Don’t Hang Dry Your Clothes
This may seem like a no-brainer, but since the washer and dryer are often in the basement, many people choose to hang pieces of clothing on a clothes rack or hangers near the machines. While this can be convenient, the humidity released from the wet clothes will saturate an already humid basement, adding extra moisture, and taking longer to dry your items.
If you want to save on energy costs, install a clothesline in your backyard and make use of the sun and wind to naturally dry your clothes for free. They’ll last longer, and smell better, too.
If it’s too cold to dry them outside, you may want to opt for using the dryer, or find a spot upstairs where rooms may benefit from the added humidity.
Install a Fireplace
A wood burning stove installed in the basement can drastically reduce the humidity of the room that it’s in. While it’s a misconception that wood burning stoves dry out air more than a furnace, the reason they do is because of the concentration of the heat.
Furnaces distribute heat around the entire house, so while they dry out the home to the same degree, the wood burning stove dries out the area directly surrounding it. Wood stoves are always vented outside, which also increases air circulation.
Gas fireplaces that are vented outside will dry out the air in the same way as wood burning stoves, but un-vented ones may have the opposite effect, as this type of combustion actually adds moisture to the air.
Fix Foundation and Grading Issues
If any concrete grading around your home slopes inward instead of outward, water will inevitably seep in. Fix the grading so that water falls away. This may be enough to solve any leaks coming in through the foundation.
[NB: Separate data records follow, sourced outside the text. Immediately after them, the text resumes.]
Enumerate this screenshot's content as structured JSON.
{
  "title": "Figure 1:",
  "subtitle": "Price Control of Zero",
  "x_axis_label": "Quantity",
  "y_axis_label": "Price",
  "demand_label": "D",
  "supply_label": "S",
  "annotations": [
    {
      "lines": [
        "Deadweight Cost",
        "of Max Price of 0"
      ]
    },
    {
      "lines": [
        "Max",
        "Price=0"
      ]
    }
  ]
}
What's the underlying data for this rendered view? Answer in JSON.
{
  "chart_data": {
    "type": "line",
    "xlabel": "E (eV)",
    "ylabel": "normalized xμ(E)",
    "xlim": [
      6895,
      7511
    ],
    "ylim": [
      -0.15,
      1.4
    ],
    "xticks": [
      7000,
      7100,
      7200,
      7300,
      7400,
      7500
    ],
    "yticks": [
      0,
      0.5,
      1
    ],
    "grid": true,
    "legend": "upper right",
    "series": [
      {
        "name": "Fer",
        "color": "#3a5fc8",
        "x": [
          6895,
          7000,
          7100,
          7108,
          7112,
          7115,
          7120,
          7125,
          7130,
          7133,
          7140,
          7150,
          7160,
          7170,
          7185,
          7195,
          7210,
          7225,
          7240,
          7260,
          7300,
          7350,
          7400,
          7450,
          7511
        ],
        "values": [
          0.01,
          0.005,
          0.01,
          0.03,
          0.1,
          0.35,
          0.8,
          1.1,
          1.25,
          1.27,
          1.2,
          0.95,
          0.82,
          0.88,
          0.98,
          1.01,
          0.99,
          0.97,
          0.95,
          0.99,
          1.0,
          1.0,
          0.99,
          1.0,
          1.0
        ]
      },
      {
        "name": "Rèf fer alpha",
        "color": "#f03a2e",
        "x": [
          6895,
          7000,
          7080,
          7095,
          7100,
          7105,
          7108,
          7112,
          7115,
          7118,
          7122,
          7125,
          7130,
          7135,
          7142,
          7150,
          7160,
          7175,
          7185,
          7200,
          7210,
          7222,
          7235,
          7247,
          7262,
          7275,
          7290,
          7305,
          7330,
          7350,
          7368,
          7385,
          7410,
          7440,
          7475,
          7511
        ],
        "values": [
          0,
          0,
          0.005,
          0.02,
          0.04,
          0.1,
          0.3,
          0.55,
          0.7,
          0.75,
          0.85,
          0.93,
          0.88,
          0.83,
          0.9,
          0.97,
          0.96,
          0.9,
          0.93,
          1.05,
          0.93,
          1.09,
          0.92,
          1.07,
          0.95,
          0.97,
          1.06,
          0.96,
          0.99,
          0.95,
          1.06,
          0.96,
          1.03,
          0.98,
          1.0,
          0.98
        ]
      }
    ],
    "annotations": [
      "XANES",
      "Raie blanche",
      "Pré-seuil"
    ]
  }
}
If there aren’t any issues with the grading around your house, but you are noticing leaks or places where water pools, then the job becomes a bit bigger and more expensive, as it means you may have a crack somewhere in the foundation. This can be costly, but the repair is necessary to save the integrity of your home.
Leaks after heavy rainfall can damage your items, and cause other problems like mold and mildew. Installing a sump pump may be another way to deal with constant floods and leaks, but this can also be expensive and back-breaking work.
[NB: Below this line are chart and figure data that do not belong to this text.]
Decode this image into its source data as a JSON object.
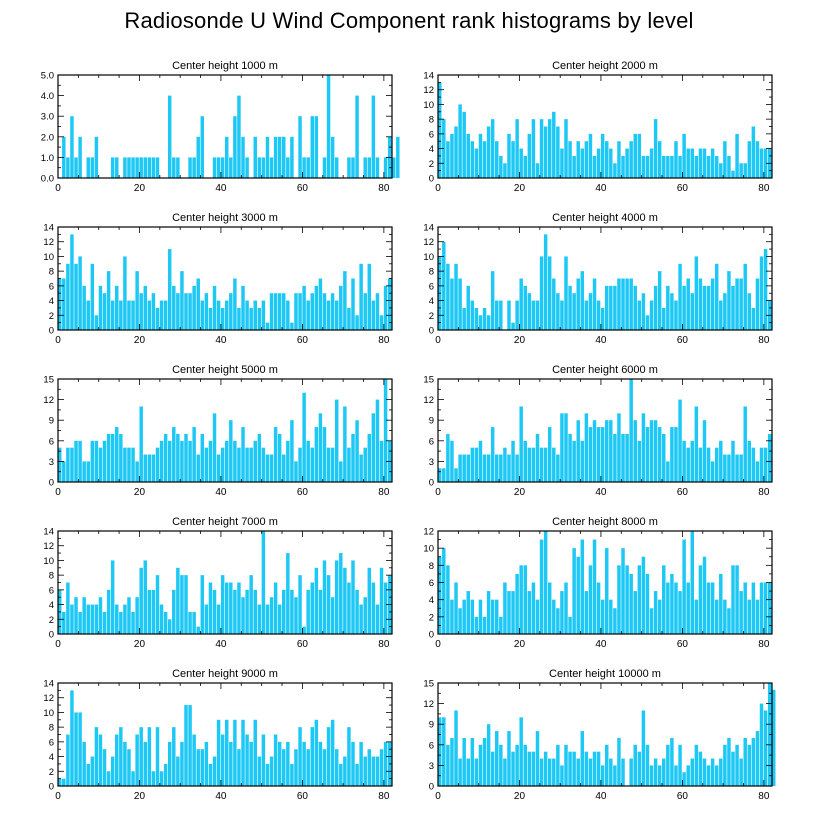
{
  "figure": {
    "title": "Radiosonde U Wind Component rank histograms by level",
    "bar_color": "#1ec8f5"
  },
  "chart_data": [
    {
      "type": "bar",
      "title": "Center height 1000 m",
      "xlabel": "",
      "ylabel": "",
      "xlim": [
        0,
        82
      ],
      "ylim": [
        0,
        5
      ],
      "xticks": [
        0,
        20,
        40,
        60,
        80
      ],
      "yticks": [
        0,
        1,
        2,
        3,
        4,
        5
      ],
      "ytick_labels": [
        "0.0",
        "1.0",
        "2.0",
        "3.0",
        "4.0",
        "5.0"
      ],
      "values": [
        0,
        2,
        1,
        3,
        1,
        2,
        0,
        1,
        1,
        2,
        0,
        0,
        0,
        1,
        1,
        0,
        1,
        1,
        1,
        1,
        1,
        1,
        1,
        1,
        1,
        0,
        0,
        4,
        1,
        1,
        0,
        0,
        1,
        1,
        2,
        3,
        0,
        0,
        1,
        1,
        1,
        2,
        1,
        3,
        4,
        2,
        1,
        0,
        2,
        1,
        1,
        2,
        1,
        2,
        2,
        2,
        1,
        2,
        0,
        3,
        1,
        1,
        3,
        3,
        0,
        1,
        5,
        2,
        1,
        0,
        0,
        1,
        1,
        4,
        0,
        1,
        1,
        4,
        1,
        0,
        1,
        2,
        1,
        2
      ]
    },
    {
      "type": "bar",
      "title": "Center height 2000 m",
      "xlabel": "",
      "ylabel": "",
      "xlim": [
        0,
        82
      ],
      "ylim": [
        0,
        14
      ],
      "xticks": [
        0,
        20,
        40,
        60,
        80
      ],
      "yticks": [
        0,
        2,
        4,
        6,
        8,
        10,
        12,
        14
      ],
      "values": [
        13,
        8,
        5,
        6,
        7,
        10,
        9,
        6,
        5,
        4,
        6,
        5,
        7,
        8,
        5,
        3,
        2,
        6,
        5,
        8,
        4,
        3,
        6,
        8,
        2,
        8,
        7,
        8,
        9,
        7,
        4,
        8,
        5,
        3,
        5,
        4,
        5,
        6,
        3,
        4,
        6,
        5,
        4,
        2,
        5,
        3,
        4,
        5,
        6,
        6,
        3,
        3,
        4,
        8,
        5,
        3,
        3,
        3,
        5,
        3,
        6,
        4,
        4,
        3,
        4,
        4,
        3,
        4,
        3,
        2,
        5,
        3,
        1,
        6,
        2,
        2,
        5,
        7,
        5,
        4,
        4,
        4
      ]
    },
    {
      "type": "bar",
      "title": "Center height 3000 m",
      "xlabel": "",
      "ylabel": "",
      "xlim": [
        0,
        82
      ],
      "ylim": [
        0,
        14
      ],
      "xticks": [
        0,
        20,
        40,
        60,
        80
      ],
      "yticks": [
        0,
        2,
        4,
        6,
        8,
        10,
        12,
        14
      ],
      "values": [
        7,
        7,
        9,
        13,
        9,
        10,
        6,
        4,
        9,
        2,
        6,
        5,
        8,
        4,
        6,
        4,
        10,
        4,
        4,
        8,
        5,
        6,
        4,
        5,
        3,
        4,
        4,
        11,
        6,
        5,
        8,
        5,
        5,
        6,
        7,
        4,
        5,
        3,
        6,
        4,
        3,
        4,
        5,
        7,
        3,
        6,
        4,
        3,
        4,
        3,
        4,
        1,
        5,
        5,
        5,
        5,
        4,
        1,
        5,
        5,
        6,
        4,
        5,
        6,
        7,
        5,
        4,
        5,
        4,
        6,
        8,
        3,
        7,
        2,
        9,
        5,
        9,
        4,
        5,
        2,
        6,
        7
      ]
    },
    {
      "type": "bar",
      "title": "Center height 4000 m",
      "xlabel": "",
      "ylabel": "",
      "xlim": [
        0,
        82
      ],
      "ylim": [
        0,
        14
      ],
      "xticks": [
        0,
        20,
        40,
        60,
        80
      ],
      "yticks": [
        0,
        2,
        4,
        6,
        8,
        10,
        12,
        14
      ],
      "values": [
        10,
        12,
        9,
        7,
        9,
        7,
        3,
        6,
        4,
        3,
        2,
        3,
        2,
        8,
        4,
        4,
        0,
        4,
        1,
        4,
        7,
        6,
        5,
        4,
        4,
        10,
        13,
        10,
        7,
        5,
        4,
        10,
        6,
        5,
        7,
        8,
        4,
        5,
        7,
        4,
        3,
        6,
        6,
        6,
        7,
        7,
        7,
        7,
        6,
        4,
        5,
        2,
        4,
        6,
        8,
        3,
        6,
        5,
        4,
        9,
        6,
        7,
        5,
        10,
        7,
        6,
        6,
        7,
        9,
        4,
        5,
        8,
        6,
        7,
        7,
        9,
        5,
        3,
        7,
        10,
        11,
        4
      ]
    },
    {
      "type": "bar",
      "title": "Center height 5000 m",
      "xlabel": "",
      "ylabel": "",
      "xlim": [
        0,
        82
      ],
      "ylim": [
        0,
        15
      ],
      "xticks": [
        0,
        20,
        40,
        60,
        80
      ],
      "yticks": [
        0,
        3,
        6,
        9,
        12,
        15
      ],
      "values": [
        5,
        3,
        5,
        5,
        6,
        6,
        3,
        3,
        6,
        6,
        5,
        6,
        7,
        7,
        8,
        7,
        5,
        5,
        5,
        3,
        11,
        4,
        4,
        4,
        5,
        6,
        7,
        6,
        8,
        7,
        6,
        7,
        6,
        8,
        4,
        7,
        5,
        6,
        10,
        4,
        5,
        6,
        9,
        6,
        5,
        8,
        5,
        5,
        6,
        7,
        5,
        4,
        4,
        8,
        7,
        4,
        6,
        9,
        3,
        5,
        13,
        6,
        5,
        8,
        10,
        8,
        5,
        5,
        12,
        3,
        11,
        5,
        7,
        9,
        4,
        5,
        7,
        10,
        12,
        6,
        15,
        6
      ]
    },
    {
      "type": "bar",
      "title": "Center height 6000 m",
      "xlabel": "",
      "ylabel": "",
      "xlim": [
        0,
        82
      ],
      "ylim": [
        0,
        15
      ],
      "xticks": [
        0,
        20,
        40,
        60,
        80
      ],
      "yticks": [
        0,
        3,
        6,
        9,
        12,
        15
      ],
      "values": [
        2,
        2,
        7,
        6,
        2,
        4,
        4,
        4,
        5,
        5,
        6,
        4,
        4,
        8,
        4,
        4,
        5,
        4,
        6,
        4,
        11,
        6,
        5,
        5,
        7,
        5,
        5,
        8,
        5,
        4,
        10,
        10,
        7,
        6,
        9,
        6,
        10,
        8,
        9,
        8,
        8,
        9,
        9,
        7,
        10,
        7,
        7,
        15,
        9,
        6,
        10,
        8,
        9,
        9,
        8,
        7,
        3,
        8,
        8,
        12,
        6,
        5,
        6,
        11,
        5,
        9,
        5,
        3,
        5,
        6,
        4,
        4,
        6,
        4,
        4,
        11,
        6,
        5,
        3,
        5,
        5,
        7
      ]
    },
    {
      "type": "bar",
      "title": "Center height 7000 m",
      "xlabel": "",
      "ylabel": "",
      "xlim": [
        0,
        82
      ],
      "ylim": [
        0,
        14
      ],
      "xticks": [
        0,
        20,
        40,
        60,
        80
      ],
      "yticks": [
        0,
        2,
        4,
        6,
        8,
        10,
        12,
        14
      ],
      "values": [
        6,
        3,
        7,
        4,
        5,
        3,
        5,
        4,
        4,
        4,
        5,
        3,
        6,
        10,
        4,
        3,
        4,
        5,
        3,
        5,
        9,
        10,
        6,
        6,
        8,
        4,
        3,
        2,
        6,
        9,
        8,
        8,
        3,
        3,
        1,
        8,
        4,
        7,
        6,
        4,
        8,
        7,
        7,
        6,
        7,
        5,
        6,
        8,
        6,
        4,
        14,
        4,
        5,
        7,
        4,
        6,
        11,
        6,
        5,
        8,
        1,
        6,
        7,
        9,
        6,
        10,
        8,
        5,
        10,
        11,
        9,
        7,
        10,
        6,
        4,
        5,
        9,
        7,
        4,
        9,
        7,
        8
      ]
    },
    {
      "type": "bar",
      "title": "Center height 8000 m",
      "xlabel": "",
      "ylabel": "",
      "xlim": [
        0,
        82
      ],
      "ylim": [
        0,
        12
      ],
      "xticks": [
        0,
        20,
        40,
        60,
        80
      ],
      "yticks": [
        0,
        2,
        4,
        6,
        8,
        10,
        12
      ],
      "values": [
        9,
        10,
        8,
        4,
        6,
        3,
        4,
        5,
        4,
        2,
        4,
        2,
        5,
        4,
        4,
        2,
        6,
        5,
        5,
        7,
        8,
        8,
        5,
        6,
        4,
        11,
        12,
        6,
        4,
        3,
        5,
        6,
        2,
        10,
        9,
        11,
        5,
        8,
        11,
        6,
        4,
        10,
        4,
        3,
        8,
        10,
        8,
        7,
        5,
        8,
        9,
        7,
        3,
        5,
        4,
        8,
        6,
        7,
        6,
        5,
        11,
        6,
        12,
        4,
        8,
        9,
        6,
        6,
        4,
        7,
        4,
        3,
        8,
        8,
        5,
        6,
        4,
        6,
        4,
        6,
        6,
        6
      ]
    },
    {
      "type": "bar",
      "title": "Center height 9000 m",
      "xlabel": "",
      "ylabel": "",
      "xlim": [
        0,
        82
      ],
      "ylim": [
        0,
        14
      ],
      "xticks": [
        0,
        20,
        40,
        60,
        80
      ],
      "yticks": [
        0,
        2,
        4,
        6,
        8,
        10,
        12,
        14
      ],
      "values": [
        1,
        1,
        7,
        13,
        10,
        10,
        6,
        3,
        4,
        8,
        7,
        5,
        2,
        4,
        7,
        8,
        6,
        5,
        2,
        7,
        8,
        6,
        8,
        2,
        8,
        2,
        3,
        6,
        8,
        4,
        6,
        11,
        11,
        7,
        5,
        5,
        6,
        3,
        4,
        9,
        7,
        9,
        6,
        9,
        5,
        9,
        7,
        6,
        9,
        4,
        7,
        3,
        4,
        7,
        6,
        5,
        6,
        3,
        5,
        8,
        6,
        5,
        8,
        9,
        6,
        5,
        8,
        9,
        5,
        3,
        4,
        8,
        6,
        3,
        6,
        4,
        5,
        4,
        4,
        5,
        6,
        6
      ]
    },
    {
      "type": "bar",
      "title": "Center height 10000 m",
      "xlabel": "",
      "ylabel": "",
      "xlim": [
        0,
        82
      ],
      "ylim": [
        0,
        15
      ],
      "xticks": [
        0,
        20,
        40,
        60,
        80
      ],
      "yticks": [
        0,
        3,
        6,
        9,
        12,
        15
      ],
      "values": [
        10,
        10,
        6,
        7,
        11,
        4,
        7,
        4,
        7,
        4,
        6,
        7,
        9,
        5,
        8,
        6,
        4,
        8,
        5,
        6,
        10,
        6,
        5,
        5,
        8,
        4,
        5,
        4,
        4,
        6,
        3,
        6,
        5,
        5,
        4,
        8,
        5,
        4,
        5,
        5,
        3,
        6,
        4,
        3,
        7,
        4,
        0,
        4,
        6,
        5,
        11,
        6,
        3,
        4,
        3,
        4,
        6,
        7,
        3,
        6,
        2,
        3,
        4,
        6,
        5,
        4,
        3,
        4,
        3,
        4,
        6,
        7,
        5,
        6,
        4,
        7,
        6,
        7,
        8,
        12,
        11,
        15,
        14
      ]
    }
  ]
}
If you suspect you have foundation issues, get a professional to assess the job.
Check Downspouts and Eaves
You may not need a contractor to reduce the amount of moisture that is seeping in through your walls, as it could be as simple as drawing water away from the home. Take a walk around the perimeter of your house and see if there are spots where the ground angles into the home rather than away.
Driveways, lawns, patios, and pathways should all be built with slope in mind so that when it rains, water runs away from the foundation. You may be able to fix slope problems yourself by adding height to these areas with dirt fill, gravel, or concrete, depending on the location.
Downspouts from eaves troughs should also be checked to see that they usher rainfall towards gutters and sloping driveways, not foundations.
You can buy downspout extensions or long pipes to help guide the rain towards a slope. They can also be fed into rain barrels, or directly into rain gardens to eliminate excess water from getting into your home.
Adding a better slope to your paved spaces could be a much cheaper and more efficient way to eliminate water from entering.
Basements will naturally be humid spaces because of their construction and location, but that doesn’t mean you can’t achieve healthy levels and keep the space comfortable.
Remember that the goal for basement humidity is reducing excess amounts, not abolishing them. You'll never be able to completely remove it, nor should you want to. Invest in a humidistat and use some of these tips to keep humidity levels below 50 percent.
Learning how to reduce basement humidity may solve common issues and keep major repairs at bay, while also maintaining the health of your home and those who live in it.